O destino quis que assim fosse. Tiveram de superar serem banidos do Gilman por se terem vendido, tiveram de mudar de editora (tal como os Nirvana precisaram de passar da Sub Pop para a Geffen para chegarem a todo o lado), tiveram de reunir com executivos (boriiiing…) e arranjar um produtor que lhes agradasse (Rob Cavallo) e lá esgalharam Dookie. O êxito não foi instantâneo, o punk por essa altura ainda estava dado como peça de museu e tirar o pó ao sarcófago não era tarefa nada fácil. Beneficiaram sobretudo de dois eventos – o concerto em Woodstock em 1994 e a alta rotação do videoclip de “Basket Case” na MTV. O mainstream, entretanto órfão de Cobain e já saciado do momentum grunge virou-se para o punk dos Green Day, Offspring, Bad Religion, criando mais um galho na árvore – o pop punk.
Se no caso das bandas que puseram Seattle no mapa já tinha dado frisson a questão de se terem vendido, neste caso o busílis foi ainda maior. A confraria punk tem um código de ética bem definido e claro, e quem quebra as regras é excomungado para sempre. John Lydon (aka Johnny Rotten) foi um dos primeiros a questionar a sua veia punk, ainda hoje afirmando que o seu legado é nulo, quando comparado com quem quebrou as portas do regime instaurado no final dos anos setenta. Não haja dúvidas que a mensagem que se encontra nas letras dos Green Day são bem menos ambiciosas e anti-regime do que dita a cartilha punk, mas os tempos eram outros, as lutas eram outras. “Do you have the time/To listen to me whine?” mostra ao que vêm estes tipos, a anos luz de um “No future for you!”. É que entretanto passaram-se cerca de 18 anos e falamos de uma geração completamente diferente, e os Green Day souberam apelar aos adolescentes da sua altura, aos seus problemas e dificuldades, e nem todos o conseguem fazer de uma forma aparentemente juvenil, mas honesta e séria na sua índole.

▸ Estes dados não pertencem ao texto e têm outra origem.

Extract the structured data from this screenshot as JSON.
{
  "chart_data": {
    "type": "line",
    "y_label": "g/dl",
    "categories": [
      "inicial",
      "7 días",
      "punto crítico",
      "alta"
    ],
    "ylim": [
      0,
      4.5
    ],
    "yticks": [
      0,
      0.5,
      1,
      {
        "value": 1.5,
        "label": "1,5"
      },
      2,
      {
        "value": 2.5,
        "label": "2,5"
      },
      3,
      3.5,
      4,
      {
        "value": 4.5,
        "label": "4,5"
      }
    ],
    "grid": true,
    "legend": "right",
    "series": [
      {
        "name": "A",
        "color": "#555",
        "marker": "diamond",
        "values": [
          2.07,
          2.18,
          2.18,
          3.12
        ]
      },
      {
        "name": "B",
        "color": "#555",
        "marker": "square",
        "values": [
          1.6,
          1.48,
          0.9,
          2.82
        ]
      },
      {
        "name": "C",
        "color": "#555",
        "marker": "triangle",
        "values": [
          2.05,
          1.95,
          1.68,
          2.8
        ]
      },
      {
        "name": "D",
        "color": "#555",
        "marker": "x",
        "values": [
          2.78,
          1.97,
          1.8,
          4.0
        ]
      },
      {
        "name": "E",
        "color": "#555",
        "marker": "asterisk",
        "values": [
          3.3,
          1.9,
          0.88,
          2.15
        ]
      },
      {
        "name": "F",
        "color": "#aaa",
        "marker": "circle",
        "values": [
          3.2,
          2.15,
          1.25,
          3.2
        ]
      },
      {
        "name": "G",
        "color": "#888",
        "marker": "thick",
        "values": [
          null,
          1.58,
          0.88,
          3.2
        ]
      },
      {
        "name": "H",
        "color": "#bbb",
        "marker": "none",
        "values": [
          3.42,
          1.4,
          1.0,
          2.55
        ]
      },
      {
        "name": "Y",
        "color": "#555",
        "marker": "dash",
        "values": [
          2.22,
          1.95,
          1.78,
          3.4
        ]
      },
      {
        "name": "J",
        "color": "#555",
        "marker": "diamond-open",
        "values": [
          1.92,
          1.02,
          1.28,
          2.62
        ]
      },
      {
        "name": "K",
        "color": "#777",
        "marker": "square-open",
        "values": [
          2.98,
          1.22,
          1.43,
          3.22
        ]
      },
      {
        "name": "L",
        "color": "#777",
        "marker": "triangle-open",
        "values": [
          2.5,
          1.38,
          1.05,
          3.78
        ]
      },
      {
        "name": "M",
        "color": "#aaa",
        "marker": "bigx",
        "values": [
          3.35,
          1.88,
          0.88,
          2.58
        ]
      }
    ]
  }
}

Dookie está recheado de malhas emblemáticas – para além de “Basket Case” temos “When I Come Around”, “Welcome to Paradise”, “Burnout”, “Longview”, “She”, qualquer uma delas por si só vale um álbum de muitas outras bandecas que hoje proliferam. Têm energia a rodos e ganchos que nos agarram e nos fazem voltar a ser adolescentes durante os 38 minutos que dura o álbum. E ser adolescente envolve piadas parvas e imaturas, envolve dar pontapés em caixotes do lixo, envolve masturbação, envolve ansiedade, envolve entrar numa guerra de lama com alguem (ver video de Woodstock mais acima). Patéticos para uns, mas puros e com gana de se mostrarem.
Entretanto os Green Day tornaram-se uma banda de arena rock, com pirotecnias a rodos, entretenimento para o público, conseguiram voltar a tocar no Gilman 22 anos depois, todos os membros da banda são pais de adolescentes e apesar de muitos dos punkers originais lhes torcerem o nariz, têm todo o mérito de estarem onde estão. Dookie figurará sempre em qualquer lista de álbuns punk que se preze.